Description of Moist Convection and Large Scale Condensation in AOM

Each hour, moist convection is performed followed by large scale condensation, radiation, surface interaction, and dynamics in that order. Using the mean and gradients, potential enthalpy and water vapor are calculated for each horizontal quarter cell for moist convection and for each eighth cell for large scale condensation. The Model does not have the ability to store condensate in the atmosphere; condensate is reevaporated or precipitated each time step. Cloud optical depths, used by radiation, are determined from the amount of condensate leaving each layer and the local temperature. Only one of the four quarter columns is used to determine cloud optical depths that radiation applies to whole grid cells.

For moist convection, a plume is formed with 30% of the mass of a quarter cell of layer 1, the lowest atmospheric layer. The plume temporarily rises to the layer above it where water vapor that exceeds 99% of saturation is condensed. If there is no condensation, nor if the plume, with the weight of the condensate, is less buoyant than that of the environmental air, then the plume is abandoned. If the plume is more buoyant, then the condensate is removed, and the plume temporarily rises to the next higher layer, continuing the process until it finds a layer above which it is stable. Subsidence of the environment occurs using the vertical gradients of heat and water vapor downward layer by layer until the base layer is filled. The plume is then depositied into the top convection layer. Condensate from each layer falls downward but may be reevaporated over a fraction of the grid cell as it falls. After this process is completed, another plume is formed with one fourth of the mass of a quarter cell of layer 2, and the process is repeated. Initial plume layers continue up to the third highest layer in the model. The whole process is repeated for all horizontal quarter columns and for all grid columns. Note that plumes do not entrain adjacent air from their environment as they are rising, and that plumes are slightly under saturated after condensation. Rising and subsidence mix horizontal momentum by following the parcels of air. Moist convection exactly conserves static energy including the geopotential energy of condensate on the ground.

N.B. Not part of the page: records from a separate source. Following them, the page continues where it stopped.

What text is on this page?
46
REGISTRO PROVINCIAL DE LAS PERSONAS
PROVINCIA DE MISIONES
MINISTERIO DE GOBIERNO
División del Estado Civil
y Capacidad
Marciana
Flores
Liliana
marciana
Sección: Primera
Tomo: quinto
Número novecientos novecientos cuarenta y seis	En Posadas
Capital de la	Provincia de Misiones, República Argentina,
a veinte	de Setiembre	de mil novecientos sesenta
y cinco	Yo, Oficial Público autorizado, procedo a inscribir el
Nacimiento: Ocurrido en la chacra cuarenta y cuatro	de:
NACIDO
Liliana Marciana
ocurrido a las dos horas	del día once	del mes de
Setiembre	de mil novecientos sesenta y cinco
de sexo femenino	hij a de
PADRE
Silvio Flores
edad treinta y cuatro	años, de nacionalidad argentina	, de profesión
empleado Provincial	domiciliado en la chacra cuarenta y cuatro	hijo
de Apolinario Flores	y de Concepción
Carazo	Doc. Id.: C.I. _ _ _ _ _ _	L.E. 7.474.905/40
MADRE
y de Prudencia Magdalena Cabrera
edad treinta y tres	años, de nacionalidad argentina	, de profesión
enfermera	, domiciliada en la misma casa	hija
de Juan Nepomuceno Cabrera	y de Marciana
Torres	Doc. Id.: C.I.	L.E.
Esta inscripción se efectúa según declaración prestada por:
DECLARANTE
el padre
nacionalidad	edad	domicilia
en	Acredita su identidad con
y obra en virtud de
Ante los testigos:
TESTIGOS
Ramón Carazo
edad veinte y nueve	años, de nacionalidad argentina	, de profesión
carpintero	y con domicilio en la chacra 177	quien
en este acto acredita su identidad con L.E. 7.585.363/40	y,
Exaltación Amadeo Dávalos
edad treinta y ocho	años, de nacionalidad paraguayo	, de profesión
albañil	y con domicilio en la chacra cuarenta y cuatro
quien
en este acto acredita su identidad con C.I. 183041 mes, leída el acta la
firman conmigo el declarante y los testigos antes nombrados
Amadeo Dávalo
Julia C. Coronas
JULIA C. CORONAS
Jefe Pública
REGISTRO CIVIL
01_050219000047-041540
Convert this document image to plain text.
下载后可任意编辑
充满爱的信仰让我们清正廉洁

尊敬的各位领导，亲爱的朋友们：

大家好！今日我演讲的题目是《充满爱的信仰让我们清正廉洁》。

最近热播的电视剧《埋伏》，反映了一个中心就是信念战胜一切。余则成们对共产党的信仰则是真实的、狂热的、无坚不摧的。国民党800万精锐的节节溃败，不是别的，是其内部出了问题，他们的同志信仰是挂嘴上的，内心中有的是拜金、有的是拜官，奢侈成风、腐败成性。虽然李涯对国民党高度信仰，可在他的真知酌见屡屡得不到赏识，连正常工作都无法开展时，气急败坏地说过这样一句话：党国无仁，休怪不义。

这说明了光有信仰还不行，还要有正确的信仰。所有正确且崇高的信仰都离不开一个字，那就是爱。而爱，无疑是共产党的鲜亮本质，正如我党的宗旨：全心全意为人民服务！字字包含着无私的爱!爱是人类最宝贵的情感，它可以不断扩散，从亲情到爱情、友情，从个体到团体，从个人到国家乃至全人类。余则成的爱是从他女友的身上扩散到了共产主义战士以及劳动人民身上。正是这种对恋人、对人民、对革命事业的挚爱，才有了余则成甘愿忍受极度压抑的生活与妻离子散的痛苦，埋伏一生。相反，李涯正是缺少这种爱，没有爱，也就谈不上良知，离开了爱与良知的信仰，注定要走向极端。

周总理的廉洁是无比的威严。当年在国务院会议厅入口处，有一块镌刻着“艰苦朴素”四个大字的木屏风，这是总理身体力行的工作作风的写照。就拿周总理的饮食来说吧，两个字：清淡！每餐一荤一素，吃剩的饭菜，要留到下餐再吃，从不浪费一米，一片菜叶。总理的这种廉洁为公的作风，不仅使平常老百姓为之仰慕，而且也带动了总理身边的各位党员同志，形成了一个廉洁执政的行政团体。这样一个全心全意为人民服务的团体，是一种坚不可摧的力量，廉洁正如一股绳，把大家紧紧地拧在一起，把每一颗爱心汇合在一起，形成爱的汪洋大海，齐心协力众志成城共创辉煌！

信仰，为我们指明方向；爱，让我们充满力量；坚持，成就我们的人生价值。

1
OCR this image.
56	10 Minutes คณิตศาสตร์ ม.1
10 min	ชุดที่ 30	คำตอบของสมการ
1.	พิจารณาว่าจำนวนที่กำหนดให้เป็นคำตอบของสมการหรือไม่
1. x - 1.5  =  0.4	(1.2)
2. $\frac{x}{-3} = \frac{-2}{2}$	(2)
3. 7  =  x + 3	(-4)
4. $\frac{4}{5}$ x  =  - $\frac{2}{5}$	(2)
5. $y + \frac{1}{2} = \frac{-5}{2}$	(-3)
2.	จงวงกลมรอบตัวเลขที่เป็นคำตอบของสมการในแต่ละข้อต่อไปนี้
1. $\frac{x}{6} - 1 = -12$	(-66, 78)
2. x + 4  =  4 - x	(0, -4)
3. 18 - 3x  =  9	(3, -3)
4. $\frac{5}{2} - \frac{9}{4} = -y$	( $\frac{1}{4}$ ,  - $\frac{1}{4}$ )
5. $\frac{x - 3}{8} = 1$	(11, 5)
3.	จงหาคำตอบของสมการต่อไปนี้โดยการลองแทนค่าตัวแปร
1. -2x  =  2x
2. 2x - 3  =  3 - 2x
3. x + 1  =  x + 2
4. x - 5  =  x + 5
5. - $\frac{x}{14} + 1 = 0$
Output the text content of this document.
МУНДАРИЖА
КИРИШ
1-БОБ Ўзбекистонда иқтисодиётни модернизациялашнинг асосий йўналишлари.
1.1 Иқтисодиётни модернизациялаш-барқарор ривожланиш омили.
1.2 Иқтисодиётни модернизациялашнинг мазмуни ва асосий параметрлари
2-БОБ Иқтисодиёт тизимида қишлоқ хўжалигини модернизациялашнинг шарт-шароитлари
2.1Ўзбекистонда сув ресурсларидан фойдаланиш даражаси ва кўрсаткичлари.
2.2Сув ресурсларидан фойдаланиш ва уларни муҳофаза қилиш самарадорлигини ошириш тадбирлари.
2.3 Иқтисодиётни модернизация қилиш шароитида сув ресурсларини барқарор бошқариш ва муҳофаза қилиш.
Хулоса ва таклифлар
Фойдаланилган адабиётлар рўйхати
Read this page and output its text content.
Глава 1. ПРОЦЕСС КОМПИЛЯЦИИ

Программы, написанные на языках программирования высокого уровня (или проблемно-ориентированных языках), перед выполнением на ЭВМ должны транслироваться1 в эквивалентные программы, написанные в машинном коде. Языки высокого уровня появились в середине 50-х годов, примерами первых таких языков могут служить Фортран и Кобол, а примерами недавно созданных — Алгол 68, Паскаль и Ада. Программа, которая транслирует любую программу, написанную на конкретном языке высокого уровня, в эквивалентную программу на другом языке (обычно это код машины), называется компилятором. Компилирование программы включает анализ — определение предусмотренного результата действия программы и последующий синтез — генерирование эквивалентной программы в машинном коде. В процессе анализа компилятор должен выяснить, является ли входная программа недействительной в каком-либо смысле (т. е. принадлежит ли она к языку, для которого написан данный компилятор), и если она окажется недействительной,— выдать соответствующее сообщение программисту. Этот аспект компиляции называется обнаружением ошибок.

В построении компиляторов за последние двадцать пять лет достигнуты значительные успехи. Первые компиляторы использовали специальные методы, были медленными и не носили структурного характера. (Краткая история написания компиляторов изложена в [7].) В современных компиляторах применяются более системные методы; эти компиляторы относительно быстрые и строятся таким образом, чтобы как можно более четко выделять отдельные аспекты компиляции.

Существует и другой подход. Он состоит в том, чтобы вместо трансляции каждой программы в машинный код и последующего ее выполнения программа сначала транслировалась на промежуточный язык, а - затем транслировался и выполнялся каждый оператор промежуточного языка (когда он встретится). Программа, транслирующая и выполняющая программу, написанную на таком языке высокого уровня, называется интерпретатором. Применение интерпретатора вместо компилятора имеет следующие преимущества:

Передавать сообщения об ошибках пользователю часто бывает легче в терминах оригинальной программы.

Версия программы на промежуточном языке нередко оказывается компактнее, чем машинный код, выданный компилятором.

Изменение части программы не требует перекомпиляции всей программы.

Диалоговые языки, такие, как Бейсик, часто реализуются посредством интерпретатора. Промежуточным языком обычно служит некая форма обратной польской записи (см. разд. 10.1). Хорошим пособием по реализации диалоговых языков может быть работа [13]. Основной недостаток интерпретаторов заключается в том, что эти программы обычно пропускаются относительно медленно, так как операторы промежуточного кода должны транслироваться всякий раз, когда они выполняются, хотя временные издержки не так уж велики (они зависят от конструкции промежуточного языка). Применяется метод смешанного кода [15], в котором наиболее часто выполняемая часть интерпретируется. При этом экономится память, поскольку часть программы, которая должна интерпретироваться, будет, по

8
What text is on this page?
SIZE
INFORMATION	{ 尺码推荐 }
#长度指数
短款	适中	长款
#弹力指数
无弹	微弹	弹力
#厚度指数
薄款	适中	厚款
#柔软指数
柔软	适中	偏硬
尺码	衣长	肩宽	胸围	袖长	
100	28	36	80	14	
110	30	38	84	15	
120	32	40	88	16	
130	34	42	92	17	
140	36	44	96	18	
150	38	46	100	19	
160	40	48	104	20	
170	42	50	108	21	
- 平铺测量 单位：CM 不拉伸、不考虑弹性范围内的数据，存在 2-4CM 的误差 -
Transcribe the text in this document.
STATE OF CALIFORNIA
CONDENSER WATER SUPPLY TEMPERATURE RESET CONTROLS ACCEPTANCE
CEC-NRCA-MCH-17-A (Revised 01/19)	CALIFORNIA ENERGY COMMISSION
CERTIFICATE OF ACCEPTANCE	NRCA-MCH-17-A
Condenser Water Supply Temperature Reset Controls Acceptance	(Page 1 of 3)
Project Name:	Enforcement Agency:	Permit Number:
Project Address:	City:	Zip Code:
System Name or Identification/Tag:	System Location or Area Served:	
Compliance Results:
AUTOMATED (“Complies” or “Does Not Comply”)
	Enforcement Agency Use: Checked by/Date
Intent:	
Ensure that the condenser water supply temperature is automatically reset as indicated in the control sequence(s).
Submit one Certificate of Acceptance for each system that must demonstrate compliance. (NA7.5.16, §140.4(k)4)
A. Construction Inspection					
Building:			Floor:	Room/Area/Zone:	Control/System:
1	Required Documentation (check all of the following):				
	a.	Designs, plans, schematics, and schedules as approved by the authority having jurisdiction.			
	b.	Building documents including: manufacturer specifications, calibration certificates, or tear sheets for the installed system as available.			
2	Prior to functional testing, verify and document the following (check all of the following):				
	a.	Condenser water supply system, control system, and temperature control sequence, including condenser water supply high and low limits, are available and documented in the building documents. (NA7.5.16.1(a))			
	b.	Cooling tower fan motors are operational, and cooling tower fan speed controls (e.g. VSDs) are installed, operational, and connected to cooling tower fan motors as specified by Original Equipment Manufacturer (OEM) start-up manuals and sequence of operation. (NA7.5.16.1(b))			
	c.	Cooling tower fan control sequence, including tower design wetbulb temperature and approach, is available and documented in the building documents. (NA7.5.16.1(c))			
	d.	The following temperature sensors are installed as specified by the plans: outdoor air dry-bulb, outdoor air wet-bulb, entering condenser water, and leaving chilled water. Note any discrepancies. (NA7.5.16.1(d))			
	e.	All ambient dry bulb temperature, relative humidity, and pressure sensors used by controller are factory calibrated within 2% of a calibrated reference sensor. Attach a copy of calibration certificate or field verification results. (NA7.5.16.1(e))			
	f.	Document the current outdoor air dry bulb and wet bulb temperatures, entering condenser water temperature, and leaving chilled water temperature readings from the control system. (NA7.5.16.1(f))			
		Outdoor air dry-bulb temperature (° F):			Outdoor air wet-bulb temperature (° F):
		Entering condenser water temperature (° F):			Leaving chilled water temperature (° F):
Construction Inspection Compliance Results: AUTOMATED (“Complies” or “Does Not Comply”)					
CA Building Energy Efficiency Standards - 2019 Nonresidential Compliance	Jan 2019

For large scale condensation and starting from the top, vapor that exceeds 99% of saturation is condensed and falls into the eighth cell below it, where it may be fully or partially reevaporated. Super saturation conditions are checked for each eighth cell in the column and for each quarter cell column. Large scale condensation also conserves static energy.

Cloud optical depths depend on temperature and type of condensation and are proportional to the square root of the mass of condensate times the square root of the grid cell air mass (in order to make them independent of vertical resolution). Optical depths are proportional to four global constants, for water and ice clouds, for moist convection (0.06 and 0.025) and large scale condensation (1 and 0.1). The water cloud constants are used when temperature is greater than 0°C, the ice cloud constants are used when the temperature is less than -30°C, and interpolation is performed between these limits.